I do think that digital reading is going to take over the printed format over time, but I do not think that print-format will ever completely disappear. If anything, printed text books, periodicals and references will disappear before written fiction/non-fiction ever does. There really is something about holding a book in your hands… Plus, it all lends to the materialistic nature of being human…
Thanks for sharing!
I definitely agree with you, Jenna. But I also hope print books don’t ever fully go away. Especially for the younger readers!

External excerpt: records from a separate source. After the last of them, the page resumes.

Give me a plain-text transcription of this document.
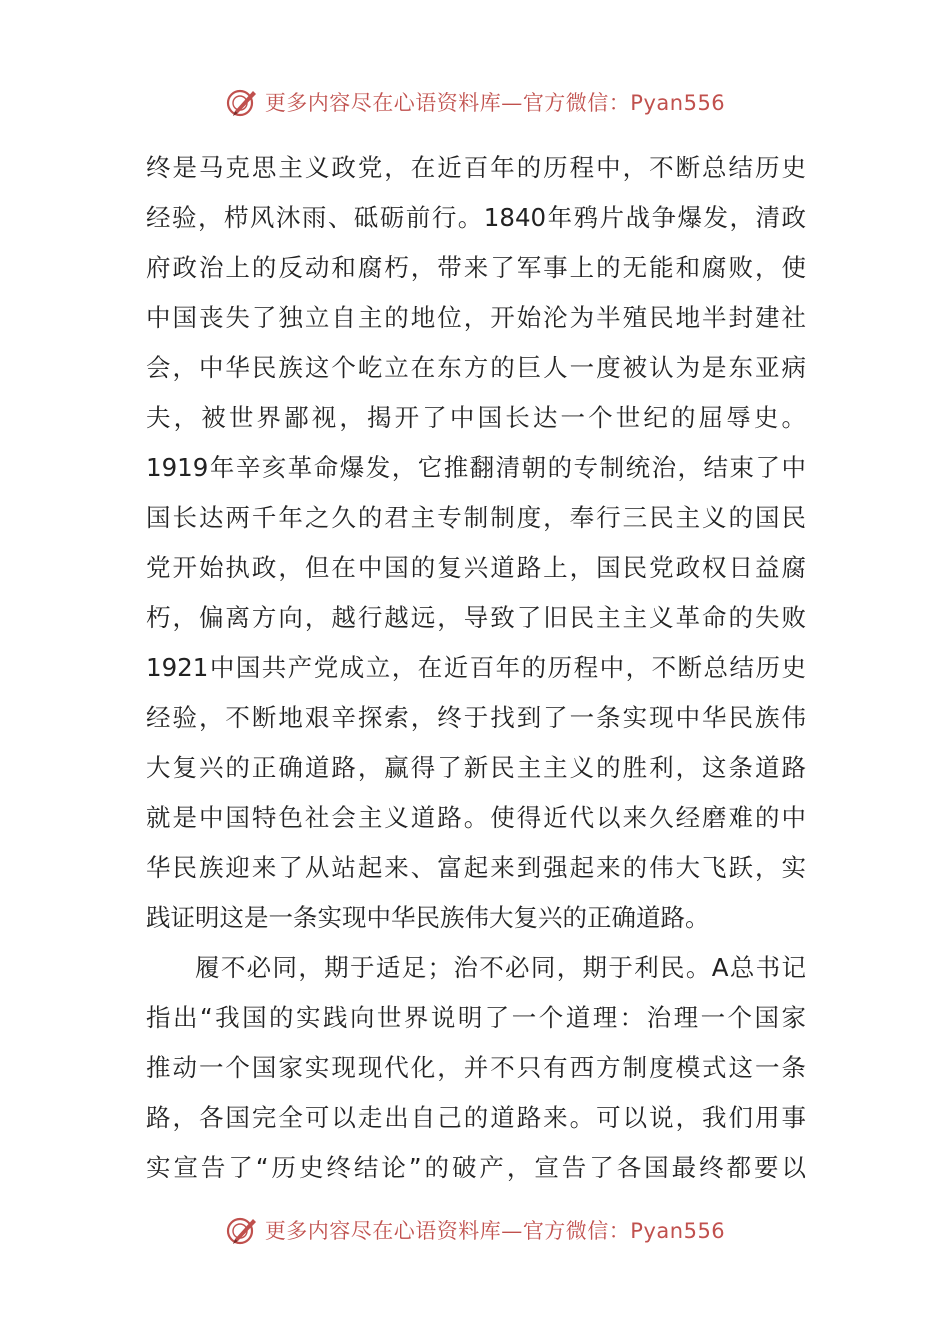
更多内容尽在心语资料库—官方微信：Pyan556
终是马克思主义政党，在近百年的历程中，不断总结历史
经验，栉风沐雨、砥砺前行。1840年鸦片战争爆发，清政
府政治上的反动和腐朽，带来了军事上的无能和腐败，使
中国丧失了独立自主的地位，开始沦为半殖民地半封建社
会，中华民族这个屹立在东方的巨人一度被认为是东亚病
夫，被世界鄙视，揭开了中国长达一个世纪的屈辱史。
1919年辛亥革命爆发，它推翻清朝的专制统治，结束了中
国长达两千年之久的君主专制制度，奉行三民主义的国民
党开始执政，但在中国的复兴道路上，国民党政权日益腐
朽，偏离方向，越行越远，导致了旧民主主义革命的失败
1921中国共产党成立，在近百年的历程中，不断总结历史
经验，不断地艰辛探索，终于找到了一条实现中华民族伟
大复兴的正确道路，赢得了新民主主义的胜利，这条道路
就是中国特色社会主义道路。使得近代以来久经磨难的中
华民族迎来了从站起来、富起来到强起来的伟大飞跃，实
践证明这是一条实现中华民族伟大复兴的正确道路。
履不必同，期于适足；治不必同，期于利民。A总书记
指出“我国的实践向世界说明了一个道理：治理一个国家
推动一个国家实现现代化，并不只有西方制度模式这一条
路，各国完全可以走出自己的道路来。可以说，我们用事
实宣告了“历史终结论”的破产，宣告了各国最终都要以
更多内容尽在心语资料库—官方微信：Pyan556
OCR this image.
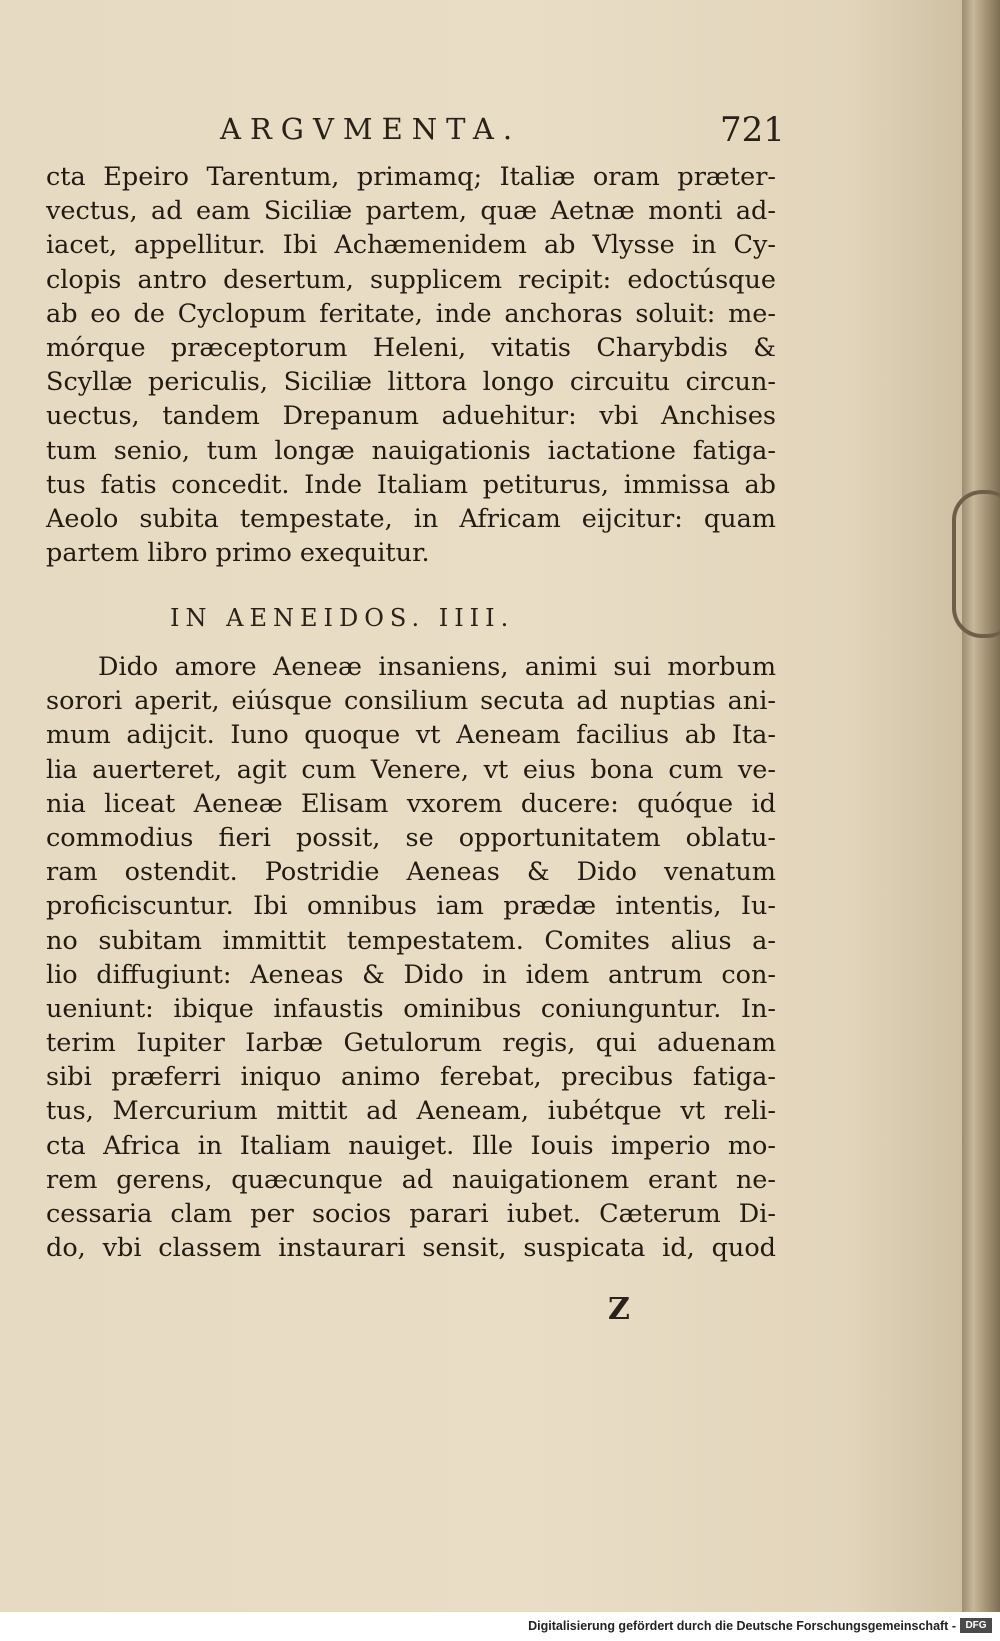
ARGVMENTA.	721
cta Epeiro Tarentum, primamq; Italiæ oram præter-
vectus, ad eam Siciliæ partem, quæ Aetnæ monti ad-
iacet, appellitur. Ibi Achæmenidem ab Vlysse in Cy-
clopis antro desertum, supplicem recipit: edoctúsque
ab eo de Cyclopum feritate, inde anchoras soluit: me-
mórque præceptorum Heleni, vitatis Charybdis &
Scyllæ periculis, Siciliæ littora longo circuitu circun-
uectus, tandem Drepanum aduehitur: vbi Anchises
tum senio, tum longæ nauigationis iactatione fatiga-
tus fatis concedit. Inde Italiam petiturus, immissa ab
Aeolo subita tempestate, in Africam eijcitur: quam
partem libro primo exequitur.
IN AENEIDOS. IIII.
Dido amore Aeneæ insaniens, animi sui morbum
sorori aperit, eiúsque consilium secuta ad nuptias ani-
mum adijcit. Iuno quoque vt Aeneam facilius ab Ita-
lia auerteret, agit cum Venere, vt eius bona cum ve-
nia liceat Aeneæ Elisam vxorem ducere: quóque id
commodius fieri possit, se opportunitatem oblatu-
ram ostendit. Postridie Aeneas & Dido venatum
proficiscuntur. Ibi omnibus iam prædæ intentis, Iu-
no subitam immittit tempestatem. Comites alius a-
lio diffugiunt: Aeneas & Dido in idem antrum con-
ueniunt: ibique infaustis ominibus coniunguntur. In-
terim Iupiter Iarbæ Getulorum regis, qui aduenam
sibi præferri iniquo animo ferebat, precibus fatiga-
tus, Mercurium mittit ad Aeneam, iubétque vt reli-
cta Africa in Italiam nauiget. Ille Iouis imperio mo-
rem gerens, quæcunque ad nauigationem erant ne-
cessaria clam per socios parari iubet. Cæterum Di-
do, vbi classem instaurari sensit, suspicata id, quod
Z
Digitalisierung gefördert durch die Deutsche Forschungsgemeinschaft - DFG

Bloggers like you have also become such a huge part of a publisher’s publicity plan, and we rely on your readerships to get the word out virally on books and to help generate buzz. We appreciate what you do so much!
I wish Stacy would have edited Fifty Shades, too! 😉 Great interview, thanks!
LOL, thanks, Mickey!
No doubt that it would be uber-cool to work with you! Great interview, Stacy! 🙂
Thanks, Jodi! Would be great to work with you too!
Great interview. I’ve found that US publishers are hesitant to look at books set outisde of the US, unless it’s the UK. But I’ve also found that the generation of readers coming through are more global thinking and want to know about other places and cultures. Is Entangled going to be more internationally focused and considering novels set outside of the US?
Definitely, S.M. We do think it’s important to publish our books internationally–it was part of the reason we signed with Publishers Group West, who do our international distribution. We’ve also sold a lot of our books to international publishers, for a more traditional publishing program. We’re definitely open to novels set outside the US, too!